Elle s'approche et prend mes mains dans les siennes.
- Je n'osais pas te le dire, mais tous nos moments passés ensemble, ce sont les moments où je tombais amoureuse de toi.
Oh. Mon. Dieu. C'est vrai, c'est réellement en train d'arriver. Je dois rêver, parce que c'est trop improbable, c'est beaucoup trop beau pour être vrai. Je n'ose ni bouger, ni respirer. Parce que si je rêve, je ne veux pas me réveiller.
Soraya prend mon visage dans ses mains ; ses pouces essuient mes larmes qui ont fini par s'enfuir. Sa douceur réchauffe mon âme qui me supplie de l'embrasser. Mais je n'ose pas bouger, de peur que tout s'évapore et que je me réveille dans mon lit. Soraya se rapproche encore un peu et mes bras s'enroulent autour de sa taille.
- Est-ce que... est-ce que je peux t'embrasser ?
Sa voix n'est plus qu'un murmure ; c'est comme si le monde s'était évaporé autour de nous. Nous étions seules, dans notre bulle d'amour. Incapable de parler, je me contente de hocher la tête.
- J'ai besoin de mots, mon ange.
Mon ange.
- Tu peux, je murmure.
Ses lèvres se posent doucement contre les miennes, tout en douceur. C'est bref, furtif et je me sens déjà gelée sans elle. Je me plonge dans ses yeux verts et sans dire un mot, nos lèvres se rejoignent.
C'est un brasier qui s'allume en moi. La petite étincelle dans mon cœur s'est enflammée et c'est mon être dans son entièreté qui brûle chaque cellule qui me compose. Je n'ai plus du tout la notion du temps, de l'espace, de rien. Hormis les mains de Soraya sur mon visage et de sa bouche contre la mienne.
Ma citation préférée de Shakespeare prend enfin tout son sens : « Si je devais t'embrasser pour ensuite aller en enfer, je le ferais. Comme ça, je pourrais me vanter ensuite avec les diables d'avoir vu le paradis sans jamais y entrer. ». C'est la sensation que je ressens dans tout mon être.
Quand nos lèvres se séparent, nous restons l'une contre l'autre, le souffle court. Sans savoir pourquoi, je commence à rire. Je me sens euphorique.
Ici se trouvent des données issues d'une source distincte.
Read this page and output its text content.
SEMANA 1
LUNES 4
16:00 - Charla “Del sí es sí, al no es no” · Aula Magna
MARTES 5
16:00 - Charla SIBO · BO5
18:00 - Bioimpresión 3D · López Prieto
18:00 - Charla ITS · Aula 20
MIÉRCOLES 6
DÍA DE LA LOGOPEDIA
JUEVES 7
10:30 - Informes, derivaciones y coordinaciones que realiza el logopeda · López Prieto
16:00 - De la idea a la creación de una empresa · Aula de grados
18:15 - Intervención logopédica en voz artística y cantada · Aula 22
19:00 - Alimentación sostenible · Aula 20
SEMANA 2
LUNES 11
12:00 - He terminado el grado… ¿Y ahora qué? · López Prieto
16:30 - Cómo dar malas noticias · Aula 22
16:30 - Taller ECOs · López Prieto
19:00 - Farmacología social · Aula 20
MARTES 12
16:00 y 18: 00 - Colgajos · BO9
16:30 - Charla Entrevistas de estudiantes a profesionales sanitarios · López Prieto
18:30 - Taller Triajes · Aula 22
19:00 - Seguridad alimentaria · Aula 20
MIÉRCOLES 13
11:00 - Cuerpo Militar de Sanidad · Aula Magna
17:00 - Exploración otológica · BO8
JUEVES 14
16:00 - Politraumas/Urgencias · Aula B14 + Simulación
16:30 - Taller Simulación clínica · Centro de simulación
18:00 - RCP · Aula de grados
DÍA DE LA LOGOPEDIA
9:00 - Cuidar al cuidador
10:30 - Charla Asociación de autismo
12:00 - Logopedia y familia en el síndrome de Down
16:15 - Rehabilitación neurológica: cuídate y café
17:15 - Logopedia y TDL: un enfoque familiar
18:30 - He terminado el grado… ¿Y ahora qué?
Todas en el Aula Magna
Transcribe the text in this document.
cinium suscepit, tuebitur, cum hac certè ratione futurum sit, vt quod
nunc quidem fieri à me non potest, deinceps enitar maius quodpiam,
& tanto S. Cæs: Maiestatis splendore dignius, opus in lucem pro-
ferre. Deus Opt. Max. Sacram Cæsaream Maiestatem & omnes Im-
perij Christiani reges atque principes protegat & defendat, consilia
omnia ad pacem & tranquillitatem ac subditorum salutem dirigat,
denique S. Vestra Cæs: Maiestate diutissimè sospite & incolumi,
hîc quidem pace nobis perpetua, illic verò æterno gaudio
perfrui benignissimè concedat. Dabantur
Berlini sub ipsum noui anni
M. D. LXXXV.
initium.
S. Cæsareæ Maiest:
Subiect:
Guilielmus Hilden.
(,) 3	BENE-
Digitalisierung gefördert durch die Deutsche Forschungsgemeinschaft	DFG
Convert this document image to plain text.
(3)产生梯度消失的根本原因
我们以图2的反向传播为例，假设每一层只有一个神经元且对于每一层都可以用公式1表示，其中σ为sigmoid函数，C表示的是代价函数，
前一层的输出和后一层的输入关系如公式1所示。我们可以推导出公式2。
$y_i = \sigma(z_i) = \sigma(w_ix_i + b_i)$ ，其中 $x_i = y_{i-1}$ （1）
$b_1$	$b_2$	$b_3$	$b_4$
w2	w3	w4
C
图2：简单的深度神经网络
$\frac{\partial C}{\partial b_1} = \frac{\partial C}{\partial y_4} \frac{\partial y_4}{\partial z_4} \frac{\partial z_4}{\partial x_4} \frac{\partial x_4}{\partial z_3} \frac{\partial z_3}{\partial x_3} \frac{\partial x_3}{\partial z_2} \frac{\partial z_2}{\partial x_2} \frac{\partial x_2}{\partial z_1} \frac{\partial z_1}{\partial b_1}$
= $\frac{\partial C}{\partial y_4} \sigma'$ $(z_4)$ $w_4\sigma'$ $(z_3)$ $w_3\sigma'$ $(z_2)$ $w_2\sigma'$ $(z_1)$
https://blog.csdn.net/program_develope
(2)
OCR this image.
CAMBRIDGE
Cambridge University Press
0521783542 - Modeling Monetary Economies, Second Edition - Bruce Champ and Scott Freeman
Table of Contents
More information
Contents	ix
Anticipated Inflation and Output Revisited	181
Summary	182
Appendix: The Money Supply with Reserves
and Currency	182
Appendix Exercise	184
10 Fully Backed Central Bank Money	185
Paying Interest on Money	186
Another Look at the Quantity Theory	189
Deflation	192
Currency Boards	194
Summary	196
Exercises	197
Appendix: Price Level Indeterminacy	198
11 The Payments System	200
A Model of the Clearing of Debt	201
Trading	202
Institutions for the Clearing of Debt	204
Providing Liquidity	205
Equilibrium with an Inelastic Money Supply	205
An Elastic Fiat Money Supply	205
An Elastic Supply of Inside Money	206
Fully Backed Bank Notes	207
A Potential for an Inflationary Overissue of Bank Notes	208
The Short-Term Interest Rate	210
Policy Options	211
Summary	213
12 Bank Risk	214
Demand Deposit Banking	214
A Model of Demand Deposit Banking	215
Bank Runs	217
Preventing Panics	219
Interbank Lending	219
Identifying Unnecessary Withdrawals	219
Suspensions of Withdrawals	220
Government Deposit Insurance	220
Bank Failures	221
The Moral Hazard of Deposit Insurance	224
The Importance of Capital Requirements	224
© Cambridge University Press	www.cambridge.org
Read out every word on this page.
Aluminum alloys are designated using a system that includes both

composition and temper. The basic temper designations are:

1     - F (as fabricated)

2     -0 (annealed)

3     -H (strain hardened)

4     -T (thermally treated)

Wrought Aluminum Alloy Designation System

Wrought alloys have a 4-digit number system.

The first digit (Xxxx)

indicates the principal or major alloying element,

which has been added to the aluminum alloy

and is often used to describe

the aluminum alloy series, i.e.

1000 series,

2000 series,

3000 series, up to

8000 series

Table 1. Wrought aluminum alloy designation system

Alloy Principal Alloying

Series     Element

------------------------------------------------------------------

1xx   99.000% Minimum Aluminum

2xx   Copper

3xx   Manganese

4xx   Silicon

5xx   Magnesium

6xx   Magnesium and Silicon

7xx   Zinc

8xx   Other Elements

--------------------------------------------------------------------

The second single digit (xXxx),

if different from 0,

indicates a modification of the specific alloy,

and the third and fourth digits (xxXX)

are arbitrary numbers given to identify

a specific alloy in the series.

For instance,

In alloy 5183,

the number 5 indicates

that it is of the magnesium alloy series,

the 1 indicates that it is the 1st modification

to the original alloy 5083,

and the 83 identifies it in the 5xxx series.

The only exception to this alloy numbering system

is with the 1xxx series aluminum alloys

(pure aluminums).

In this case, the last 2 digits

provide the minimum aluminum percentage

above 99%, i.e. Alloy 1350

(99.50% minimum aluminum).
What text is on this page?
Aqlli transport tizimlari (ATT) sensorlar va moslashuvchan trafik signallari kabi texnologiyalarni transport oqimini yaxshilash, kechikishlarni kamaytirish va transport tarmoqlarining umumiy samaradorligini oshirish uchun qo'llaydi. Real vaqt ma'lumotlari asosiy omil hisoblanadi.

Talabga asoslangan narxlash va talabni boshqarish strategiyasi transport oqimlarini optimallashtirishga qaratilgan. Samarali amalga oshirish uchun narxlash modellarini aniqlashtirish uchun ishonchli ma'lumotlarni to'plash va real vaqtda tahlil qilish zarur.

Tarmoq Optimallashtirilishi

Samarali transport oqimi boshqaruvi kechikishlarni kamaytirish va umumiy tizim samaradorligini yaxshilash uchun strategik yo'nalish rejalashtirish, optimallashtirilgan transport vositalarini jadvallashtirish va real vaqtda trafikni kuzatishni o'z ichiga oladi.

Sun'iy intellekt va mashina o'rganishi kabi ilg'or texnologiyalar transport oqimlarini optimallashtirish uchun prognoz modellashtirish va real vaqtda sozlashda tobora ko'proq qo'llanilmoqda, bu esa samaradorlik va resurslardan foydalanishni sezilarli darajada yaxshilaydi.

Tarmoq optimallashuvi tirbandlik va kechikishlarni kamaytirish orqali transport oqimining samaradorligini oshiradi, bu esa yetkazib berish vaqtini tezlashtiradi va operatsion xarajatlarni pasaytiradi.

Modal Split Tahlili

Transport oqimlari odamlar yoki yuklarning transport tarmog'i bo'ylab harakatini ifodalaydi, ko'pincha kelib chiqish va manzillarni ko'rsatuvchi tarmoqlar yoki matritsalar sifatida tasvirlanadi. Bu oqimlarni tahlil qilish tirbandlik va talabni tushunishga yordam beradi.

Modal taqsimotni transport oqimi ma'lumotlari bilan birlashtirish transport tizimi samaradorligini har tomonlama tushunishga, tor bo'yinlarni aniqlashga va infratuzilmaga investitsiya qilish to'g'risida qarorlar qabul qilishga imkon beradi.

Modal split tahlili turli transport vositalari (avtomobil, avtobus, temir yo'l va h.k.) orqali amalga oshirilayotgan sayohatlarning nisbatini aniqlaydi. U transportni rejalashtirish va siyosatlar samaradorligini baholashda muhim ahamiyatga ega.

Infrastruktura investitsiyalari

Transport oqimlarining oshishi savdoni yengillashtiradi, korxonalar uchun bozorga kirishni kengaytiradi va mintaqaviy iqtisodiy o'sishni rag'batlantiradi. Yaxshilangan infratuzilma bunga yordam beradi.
Soraya rit avec moi et me serre contre elle.
Après quelques secondes, nous sommes retournées sur la couverture, sans que nos mains se séparent ou que nos yeux se lâchent. Je me sens légère et forte, je veux sauter, hurler au monde que je suis heureuse, que je suis vivante et que la fille que j'aime m'aime aussi. Et qu'il n'y a rien de plus beau au monde que ce sentiment. Celui d'être aimée par la personne qui fait battre notre cœur.
***
Le lendemain, je ne réalise toujours pas ce qui s'est passé. J'ai passé la nuit à me retourner les évènements de la nuit dernière sans réussir à trouver un sens. J'ai même relu une centaine de fois le message de Soraya.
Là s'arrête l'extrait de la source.